One limitation of the research presented here might be the different methods of qualitative data collection from the Chinese and British students, although interesting similarities and differences were identified. As the scores on the scale used to assess PSU and the words of the participants were not always consistent, it appears that the participants may have given socially desirable answers and/or the scale’s cut-off in assessing PSU was too low. Another limitation that all the data were self-report and this form of data collection suffers from well-known biases that could have affected the findings (e.g., selection biases, memory recall biases, social desirability biases, etc.). In addition, the sample size that lacks representativeness could be a limitation.

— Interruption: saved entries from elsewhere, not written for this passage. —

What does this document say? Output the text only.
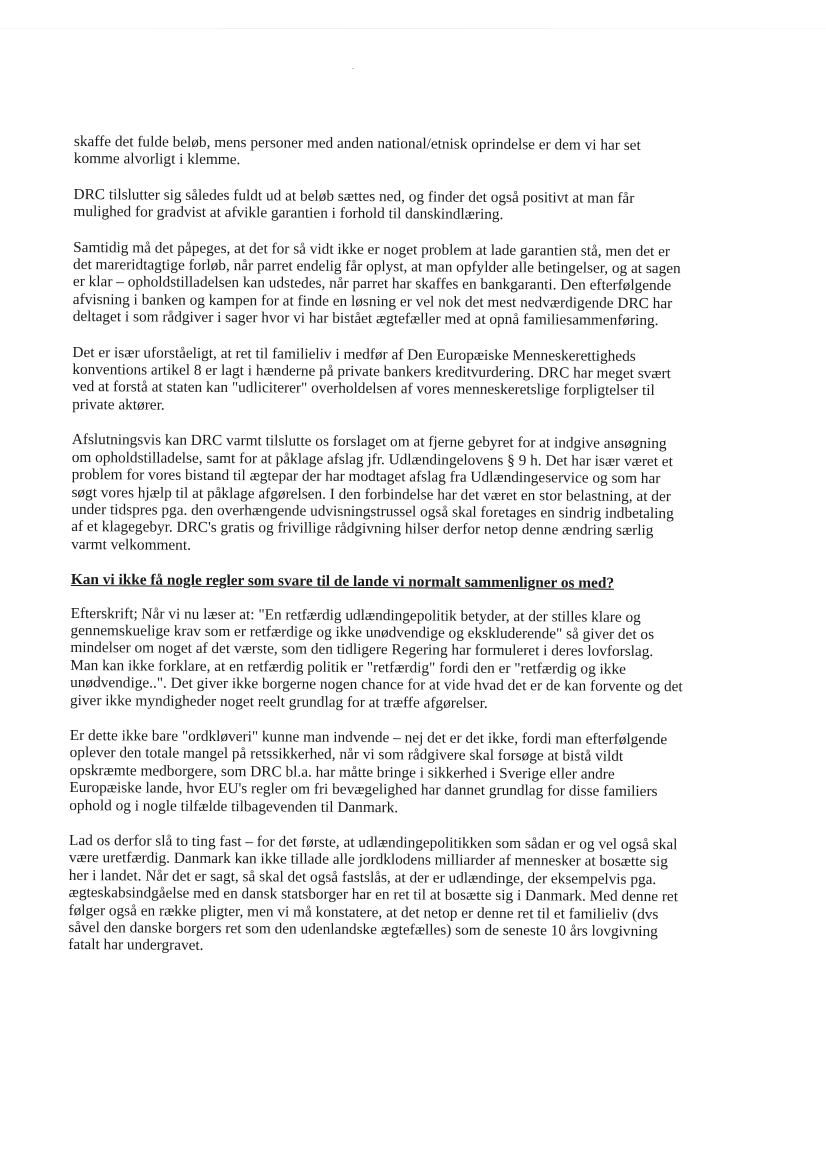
skaffe det fulde beløb, mens personer med anden national/etnisk oprindelse er dem vi har set
komme alvorligt i klemme.

DRC tilslutter sig således fuldt ud at beløb sættes ned, og finder det også positivt at man får
mulighed for gradvist at afvikle garantien i forhold til danskindlæring.

Samtidig må det påpeges, at det for så vidt ikke er noget problem at lade garantien stå, men det er
det mareridtagtige forløb, når parret endelig får oplyst, at man opfylder alle betingelser, og at sagen
er klar – opholdstilladelsen kan udstedes, når parret har skaffes en bankgaranti. Den efterfølgende
afvisning i banken og kampen for at finde en løsning er vel nok det mest nedværdigende DRC har
deltaget i som rådgiver i sager hvor vi har bistået ægtefæller med at opnå familiesammenføring.

Det er især uforståeligt, at ret til familieliv i medfør af Den Europæiske Menneskerettigheds
konventions artikel 8 er lagt i hænderne på private bankers kreditvurdering. DRC har meget svært
ved at forstå at staten kan "udliciterer" overholdelsen af vores menneskeretslige forpligtelser til
private aktører.

Afslutningsvis kan DRC varmt tilslutte os forslaget om at fjerne gebyret for at indgive ansøgning
om opholdstilladelse, samt for at påklage afslag jfr. Udlændingelovens § 9 h. Det har især været et
problem for vores bistand til ægtepar der har modtaget afslag fra Udlændingeservice og som har
søgt vores hjælp til at påklage afgørelsen. I den forbindelse har det været en stor belastning, at der
under tidspres pga. den overhængende udvisningstrussel også skal foretages en sindrig indbetaling
af et klagegebyr. DRC's gratis og frivillige rådgivning hilser derfor netop denne ændring særlig
varmt velkomment.

Kan vi ikke få nogle regler som svare til de lande vi normalt sammenligner os med?

Efterskrift; Når vi nu læser at: "En retfærdig udlændingepolitik betyder, at der stilles klare og
gennemskuelige krav som er retfærdige og ikke unødvendige og ekskluderende" så giver det os
mindelser om noget af det værste, som den tidligere Regering har formuleret i deres lovforslag.
Man kan ikke forklare, at en retfærdig politik er "retfærdig" fordi den er "retfærdig og ikke
unødvendige..". Det giver ikke borgerne nogen chance for at vide hvad det er de kan forvente og det
giver ikke myndigheder noget reelt grundlag for at træffe afgørelser.

Er dette ikke bare "ordkløveri" kunne man indvende – nej det er det ikke, fordi man efterfølgende
oplever den totale mangel på retssikkerhed, når vi som rådgivere skal forsøge at bistå vildt
opskræmte medborgere, som DRC bl.a. har måtte bringe i sikkerhed i Sverige eller andre
Europæiske lande, hvor EU's regler om fri bevægelighed har dannet grundlag for disse familiers
ophold og i nogle tilfælde tilbagevenden til Danmark.

Lad os derfor slå to ting fast – for det første, at udlændingepolitikken som sådan er og vel også skal
være uretfærdig. Danmark kan ikke tillade alle jordklodens milliarder af mennesker at bosætte sig
her i landet. Når det er sagt, så skal det også fastslås, at der er udlændinge, der eksempelvis pga.
ægteskabsindgåelse med en dansk statsborger har en ret til at bosætte sig i Danmark. Med denne ret
følger også en række pligter, men vi må konstatere, at det netop er denne ret til et familieliv (dvs
såvel den danske borgers ret som den udenlandske ægtefælles) som de seneste 10 års lovgivning
fatalt har undergravet.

For future studies on this topic, cross-cultural research appears to be an important line of enquiry given that the study identified significant cultural differences between Chinese and British university students, and supported findings from extant research. More mixed methods and longitudinal studies are needed, especially using and comparing both Eastern and Western samples. Furthermore, the development of functional-specific scales with greater validity will be important new direction for scale development for the field of smartphone addiction and PSU. Finally, a significant gender difference in PSU was noted in the present study but the qualitative data did not shed any light on the causes of this. It may be that given there is an association between smartphone addiction and social media addiction (Kuss and Griffiths 2017), and that females tend to be more sociable than males, it may be that females use smartphones more than males for its social benefits and easy access to social media. Also, largescale studies have demonstrated that females tend to spend more time and are more addicted to social media than males whereas males spend more time gaming and are more addicted to gaming than females (e.g., Andreassen et al. 2016). Given that smartphones are not a good medium for playing massively multiplayer games (Lopez-Fernandez et al. 2018), males are more likely to spending excessive amounts of times on laptops and personal computers pursuing their favorite leisure activities than females. This also represents another good line of inquiry for future research.